I know from the non-profit work that we do in my town that $500 makes a big difference. As part of our work, we do a family financial analysis with a balance sheet that includes all sources of income and all expenses. Many of the families would be in a substantially different position with an additional $500 a month. In Stockton the study showed:
Residents of Stockton, Calif., who received $500 a month from a first-of-its-kind guaranteed-income program were more likely to find full-time jobs, be happy and stay healthy, according to a year-long study…
The study’s authors said they believe the payment recipients were better able to set goals and have their own agency to seek more stable employment. They were also less anxious and depressed, as well as less likely to feel fatigue or body pain associated with poor emotional health. Recipients, especially those in less-financially stable families, also stretched their resources to help feed their households and others.
My hope is that the forced experiment of the COVID stimulus bill will also demonstrate that monthly payments to families with children produce a measurable benefit to the health of the population. If that is true I hope that some permanent income support for families with children will eventual get the bipartisan support it needs to become a permanent benefit. Mitt Romney is currently pushing a plan that might achieve some of the same objectives. Is it possible that if we focused on the needs of children we could get bipartisan support for an effective approach to poverty that is impossible to obtain when we look at the issues from the perspective of their parents? If the results from Canada and Stockton are reliable predictors, and we do permanently increase the help that we provide the poor through some mechanism that could be negotiated while trying to improve the lives of children, we should see a further decrease in requests for help from non-profits and a measurable increase in health and mental health in our communities.

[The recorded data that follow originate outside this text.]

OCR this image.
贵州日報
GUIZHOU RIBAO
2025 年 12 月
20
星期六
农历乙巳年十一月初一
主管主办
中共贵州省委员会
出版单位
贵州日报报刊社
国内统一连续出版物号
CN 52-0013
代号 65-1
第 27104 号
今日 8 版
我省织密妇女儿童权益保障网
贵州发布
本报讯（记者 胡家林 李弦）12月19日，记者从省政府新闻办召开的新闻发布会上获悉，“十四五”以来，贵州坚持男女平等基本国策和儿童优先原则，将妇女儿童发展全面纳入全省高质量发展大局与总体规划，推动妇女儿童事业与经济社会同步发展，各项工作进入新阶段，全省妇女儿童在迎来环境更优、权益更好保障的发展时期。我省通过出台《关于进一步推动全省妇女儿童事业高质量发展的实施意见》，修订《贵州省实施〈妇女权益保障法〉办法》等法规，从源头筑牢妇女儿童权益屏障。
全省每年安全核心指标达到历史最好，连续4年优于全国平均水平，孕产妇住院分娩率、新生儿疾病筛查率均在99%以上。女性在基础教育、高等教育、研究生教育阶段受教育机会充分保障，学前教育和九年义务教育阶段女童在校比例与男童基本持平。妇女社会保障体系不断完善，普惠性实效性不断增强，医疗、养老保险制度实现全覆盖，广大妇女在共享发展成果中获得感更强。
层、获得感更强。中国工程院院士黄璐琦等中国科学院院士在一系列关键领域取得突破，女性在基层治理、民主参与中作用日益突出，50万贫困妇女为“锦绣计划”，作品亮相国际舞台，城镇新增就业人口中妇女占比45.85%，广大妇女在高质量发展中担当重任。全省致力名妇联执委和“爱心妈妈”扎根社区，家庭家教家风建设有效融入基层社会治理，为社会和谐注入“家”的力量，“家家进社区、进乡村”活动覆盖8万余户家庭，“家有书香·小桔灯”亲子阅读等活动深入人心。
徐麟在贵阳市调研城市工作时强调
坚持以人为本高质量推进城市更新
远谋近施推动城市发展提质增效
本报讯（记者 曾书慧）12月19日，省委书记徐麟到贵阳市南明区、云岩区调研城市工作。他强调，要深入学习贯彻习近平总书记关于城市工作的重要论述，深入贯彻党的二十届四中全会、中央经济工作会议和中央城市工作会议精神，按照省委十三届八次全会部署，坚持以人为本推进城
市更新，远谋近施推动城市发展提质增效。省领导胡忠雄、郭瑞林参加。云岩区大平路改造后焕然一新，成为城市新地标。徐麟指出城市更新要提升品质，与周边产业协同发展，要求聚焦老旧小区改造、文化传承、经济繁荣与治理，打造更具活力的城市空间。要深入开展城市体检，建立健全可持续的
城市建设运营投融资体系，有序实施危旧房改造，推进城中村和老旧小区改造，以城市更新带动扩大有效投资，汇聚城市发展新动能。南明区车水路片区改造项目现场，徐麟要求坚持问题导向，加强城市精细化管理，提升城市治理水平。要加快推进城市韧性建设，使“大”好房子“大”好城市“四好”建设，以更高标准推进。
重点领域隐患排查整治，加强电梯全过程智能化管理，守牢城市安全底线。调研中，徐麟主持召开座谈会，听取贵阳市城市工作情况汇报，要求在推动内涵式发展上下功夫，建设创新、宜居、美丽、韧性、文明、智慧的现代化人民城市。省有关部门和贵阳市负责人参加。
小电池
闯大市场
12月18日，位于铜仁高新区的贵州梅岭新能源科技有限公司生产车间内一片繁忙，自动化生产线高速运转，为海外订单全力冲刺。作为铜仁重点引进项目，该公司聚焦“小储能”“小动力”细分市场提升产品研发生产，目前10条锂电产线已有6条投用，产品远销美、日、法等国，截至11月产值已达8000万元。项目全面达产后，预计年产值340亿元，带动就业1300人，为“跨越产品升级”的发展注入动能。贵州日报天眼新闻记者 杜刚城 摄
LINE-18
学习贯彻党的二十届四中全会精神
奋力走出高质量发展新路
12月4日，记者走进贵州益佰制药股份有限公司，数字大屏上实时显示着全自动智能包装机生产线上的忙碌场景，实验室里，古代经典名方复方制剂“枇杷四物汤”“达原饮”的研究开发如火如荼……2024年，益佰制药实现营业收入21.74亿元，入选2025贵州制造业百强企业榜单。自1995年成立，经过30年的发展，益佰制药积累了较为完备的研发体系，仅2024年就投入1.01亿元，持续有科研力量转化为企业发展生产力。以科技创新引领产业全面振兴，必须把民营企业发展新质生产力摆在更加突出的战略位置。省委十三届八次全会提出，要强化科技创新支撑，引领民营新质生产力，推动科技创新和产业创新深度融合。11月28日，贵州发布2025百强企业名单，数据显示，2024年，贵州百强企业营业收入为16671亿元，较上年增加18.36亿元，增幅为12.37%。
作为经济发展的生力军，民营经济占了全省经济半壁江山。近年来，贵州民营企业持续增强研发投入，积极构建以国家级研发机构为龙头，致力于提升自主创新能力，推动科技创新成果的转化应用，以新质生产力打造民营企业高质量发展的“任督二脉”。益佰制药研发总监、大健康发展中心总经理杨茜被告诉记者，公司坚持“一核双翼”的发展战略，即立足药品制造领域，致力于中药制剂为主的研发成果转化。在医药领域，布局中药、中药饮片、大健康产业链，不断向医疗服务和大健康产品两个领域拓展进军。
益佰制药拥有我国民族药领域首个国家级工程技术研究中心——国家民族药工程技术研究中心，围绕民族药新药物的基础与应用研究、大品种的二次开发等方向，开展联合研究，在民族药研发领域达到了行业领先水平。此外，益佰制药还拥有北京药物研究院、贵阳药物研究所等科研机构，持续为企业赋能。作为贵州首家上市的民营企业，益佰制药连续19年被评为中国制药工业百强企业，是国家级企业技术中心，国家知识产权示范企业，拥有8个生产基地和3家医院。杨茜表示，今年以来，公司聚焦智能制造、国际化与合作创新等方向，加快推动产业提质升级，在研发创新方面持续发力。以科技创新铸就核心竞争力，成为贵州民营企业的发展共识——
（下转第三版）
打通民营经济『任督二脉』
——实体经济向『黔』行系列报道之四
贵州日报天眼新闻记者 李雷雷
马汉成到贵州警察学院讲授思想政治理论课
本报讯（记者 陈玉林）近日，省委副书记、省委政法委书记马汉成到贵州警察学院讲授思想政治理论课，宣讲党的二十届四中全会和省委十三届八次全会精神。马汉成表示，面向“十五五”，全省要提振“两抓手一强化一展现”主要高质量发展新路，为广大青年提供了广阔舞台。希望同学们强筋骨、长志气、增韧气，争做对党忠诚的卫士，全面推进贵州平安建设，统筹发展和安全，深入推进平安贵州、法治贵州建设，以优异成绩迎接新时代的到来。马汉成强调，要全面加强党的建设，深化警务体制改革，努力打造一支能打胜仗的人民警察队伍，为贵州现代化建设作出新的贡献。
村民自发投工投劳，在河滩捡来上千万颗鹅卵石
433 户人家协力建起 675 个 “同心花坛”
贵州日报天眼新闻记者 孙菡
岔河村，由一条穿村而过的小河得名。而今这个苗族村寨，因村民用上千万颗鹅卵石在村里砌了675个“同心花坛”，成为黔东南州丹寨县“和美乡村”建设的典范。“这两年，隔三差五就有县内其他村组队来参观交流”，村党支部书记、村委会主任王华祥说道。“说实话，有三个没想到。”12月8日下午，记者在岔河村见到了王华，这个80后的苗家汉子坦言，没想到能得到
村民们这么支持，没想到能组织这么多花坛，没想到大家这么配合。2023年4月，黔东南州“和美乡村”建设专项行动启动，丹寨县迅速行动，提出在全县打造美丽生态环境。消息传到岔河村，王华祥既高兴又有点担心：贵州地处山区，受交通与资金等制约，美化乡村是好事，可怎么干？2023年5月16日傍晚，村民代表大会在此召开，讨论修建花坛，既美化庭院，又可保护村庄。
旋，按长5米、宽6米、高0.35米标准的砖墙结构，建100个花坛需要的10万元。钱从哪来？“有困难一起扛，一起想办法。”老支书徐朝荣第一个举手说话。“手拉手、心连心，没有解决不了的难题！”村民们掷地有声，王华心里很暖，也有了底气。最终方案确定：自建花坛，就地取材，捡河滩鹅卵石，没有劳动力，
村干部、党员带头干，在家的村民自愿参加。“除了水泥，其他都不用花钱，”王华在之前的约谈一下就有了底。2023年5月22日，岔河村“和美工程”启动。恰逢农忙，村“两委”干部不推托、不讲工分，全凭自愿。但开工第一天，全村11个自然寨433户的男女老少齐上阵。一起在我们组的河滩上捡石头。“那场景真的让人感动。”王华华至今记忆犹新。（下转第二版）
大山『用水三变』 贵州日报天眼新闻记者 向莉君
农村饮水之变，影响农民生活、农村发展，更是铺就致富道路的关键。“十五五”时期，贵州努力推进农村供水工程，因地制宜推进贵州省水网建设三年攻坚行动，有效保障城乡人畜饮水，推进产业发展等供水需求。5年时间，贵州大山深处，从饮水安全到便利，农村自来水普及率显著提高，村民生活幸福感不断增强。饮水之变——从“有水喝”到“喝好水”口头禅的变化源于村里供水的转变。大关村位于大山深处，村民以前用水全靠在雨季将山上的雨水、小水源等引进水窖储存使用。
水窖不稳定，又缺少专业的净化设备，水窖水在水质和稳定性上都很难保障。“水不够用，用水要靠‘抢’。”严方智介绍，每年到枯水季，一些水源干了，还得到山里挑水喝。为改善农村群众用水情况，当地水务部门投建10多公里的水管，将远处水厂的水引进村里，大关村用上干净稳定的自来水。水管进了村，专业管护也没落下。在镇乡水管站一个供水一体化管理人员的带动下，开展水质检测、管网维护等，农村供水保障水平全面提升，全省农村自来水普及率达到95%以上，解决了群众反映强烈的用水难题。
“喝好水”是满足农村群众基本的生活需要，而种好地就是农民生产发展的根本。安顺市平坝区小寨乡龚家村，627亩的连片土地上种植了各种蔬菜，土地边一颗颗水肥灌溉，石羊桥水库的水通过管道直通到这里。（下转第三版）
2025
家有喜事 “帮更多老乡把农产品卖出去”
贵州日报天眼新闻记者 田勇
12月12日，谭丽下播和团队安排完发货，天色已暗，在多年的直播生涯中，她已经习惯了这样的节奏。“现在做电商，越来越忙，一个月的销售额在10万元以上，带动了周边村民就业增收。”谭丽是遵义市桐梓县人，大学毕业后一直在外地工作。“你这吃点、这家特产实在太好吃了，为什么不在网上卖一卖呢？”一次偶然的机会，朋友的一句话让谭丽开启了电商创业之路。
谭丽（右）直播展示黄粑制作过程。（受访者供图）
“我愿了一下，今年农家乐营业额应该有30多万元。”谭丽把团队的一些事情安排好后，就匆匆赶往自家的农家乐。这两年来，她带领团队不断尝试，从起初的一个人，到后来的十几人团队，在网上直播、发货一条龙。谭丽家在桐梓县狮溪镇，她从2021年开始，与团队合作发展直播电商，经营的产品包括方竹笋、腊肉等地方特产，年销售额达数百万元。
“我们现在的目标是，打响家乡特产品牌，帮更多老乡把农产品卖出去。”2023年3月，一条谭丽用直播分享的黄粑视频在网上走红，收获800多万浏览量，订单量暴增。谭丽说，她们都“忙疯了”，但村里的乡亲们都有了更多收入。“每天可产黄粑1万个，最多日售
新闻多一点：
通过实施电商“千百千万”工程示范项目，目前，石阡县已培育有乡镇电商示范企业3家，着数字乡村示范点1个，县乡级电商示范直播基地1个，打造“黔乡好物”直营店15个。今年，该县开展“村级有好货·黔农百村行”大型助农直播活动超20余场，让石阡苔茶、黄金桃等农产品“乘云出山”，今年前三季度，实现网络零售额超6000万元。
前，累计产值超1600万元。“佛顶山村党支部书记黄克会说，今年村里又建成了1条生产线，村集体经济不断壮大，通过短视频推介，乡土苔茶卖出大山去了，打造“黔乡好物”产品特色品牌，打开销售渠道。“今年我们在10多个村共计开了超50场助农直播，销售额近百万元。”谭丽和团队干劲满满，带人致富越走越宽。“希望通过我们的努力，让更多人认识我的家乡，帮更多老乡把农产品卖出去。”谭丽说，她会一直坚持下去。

One of the biggest points that Heather McGee makes in her book, is that policies that help people are not “zero-sum” activities where what is done for one person must be paid for by others. Helping the poor is more like capital creation from investment. Many studies have shown huge returns on investment from programs that improve health and well-being for previously impoverished populations. It’s time to set our biases against the poor aside and do what is good for them and will be ultimately good for all of us. We could do away with the conversation about the social determinants of health by effectively addressing the problems and situations that perpetuate them. It’s a choice.